An impact of real-life truthfulness Compulsion does have, often very impressively. It recapitulates just what happened, and how, and why; it impales conscious and unconscious, willing and unwilling behavior. There are dozens of moments in the play with a power to inform, or shock, or dismay, that wholly shrivel mere theatrical make-believe; and as Artie and Judd, Roddy McDowall and, even more, Dean Stockwell, give brilliant performances. But the dozens of moments are not cumulative. Except as a history of a master-and-slave relationship, of an Artie who, devoid of normal feeling, must subsist on diseased sensation, and a Judd slowly driven by sexual feeling into becoming Artie’s companion in evil—except, in other words, for what has happened before Compulsion begins—its materials permit no inner development. Balked of psychological progression, or even moral catharsis. Compulsion can only—during its very protracted trial scene—fall back on sociological debate. For a Clarence Darrow, defending Leopold and Loeb, such debate was a lawyer’s only weapon; in Compulsion, with everything already stated, it becomes a weapon for hitting the audience about three times too often over the head. So long as it is front-page stuff (with occasional editorializing). Compulsion on its own terms scores. But the full-page editorial at the end is a real mistake.
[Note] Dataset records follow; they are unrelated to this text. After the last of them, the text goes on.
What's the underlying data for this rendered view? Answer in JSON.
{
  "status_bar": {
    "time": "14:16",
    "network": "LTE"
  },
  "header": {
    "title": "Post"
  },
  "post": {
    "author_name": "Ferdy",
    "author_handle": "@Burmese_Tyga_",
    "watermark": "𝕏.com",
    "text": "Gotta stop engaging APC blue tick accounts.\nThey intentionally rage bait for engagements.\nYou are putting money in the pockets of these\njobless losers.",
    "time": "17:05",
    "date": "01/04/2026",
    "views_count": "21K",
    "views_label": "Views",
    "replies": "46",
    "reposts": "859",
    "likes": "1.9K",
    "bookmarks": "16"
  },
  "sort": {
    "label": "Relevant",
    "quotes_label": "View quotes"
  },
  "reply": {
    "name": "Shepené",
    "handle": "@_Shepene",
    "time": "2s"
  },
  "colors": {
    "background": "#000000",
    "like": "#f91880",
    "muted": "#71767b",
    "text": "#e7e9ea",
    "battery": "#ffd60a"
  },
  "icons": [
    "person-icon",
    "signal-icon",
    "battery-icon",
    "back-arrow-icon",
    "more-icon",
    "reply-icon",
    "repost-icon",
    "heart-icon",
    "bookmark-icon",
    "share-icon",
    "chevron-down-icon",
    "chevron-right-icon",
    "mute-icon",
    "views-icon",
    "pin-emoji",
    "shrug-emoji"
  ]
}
Monique (by Dorothy and Michael Blankfort) is a child of the same French novel—The Woman Who Was No More —as the film Diabolique. The two are by no means twins, however. In the stage chiller, when Fernand Ravinel’s wife refuses to dissolve their unhappy marriage through divorce, his doctor-mistress Monique suggests dissolving it through murder. As the efficient Monique drowns the wife in a bathtub and then makes her appear to drown in a stream—a Lady Macbeth superintending an Ophelia’s fale —a scared Fernand quivers like jelly and wobbles like a tenpin. And then, when he can hardly stay on his feet, he suddenly discovers that . . .

But from there on, not even the cat’s-paw should be let out of the bag. There is enough more plot, however, to see Monique comfortably—and the audience fairly apprehensively—through a full evening; enough for the villainy to be double-dyed and the victim never surely dead.

Not for quite a while has there been a Broadway thriller with so much plot—which is fortunate, since there has not been one either with such strenuous overacting. Under Shepard Traube’s direction, a largely English cast headed by Denholm Elliott (Ring Round the Moon) and Patricia Jessel (Witness for the Prosecution) exhibit all the subtlety of a burglar alarm. But however heavy-footed in style, Monique—at least for anyone unacquainted with the book or the film—moves with considerable suspense from one plot to twist to another, and offers a passable surprise at the final curtain.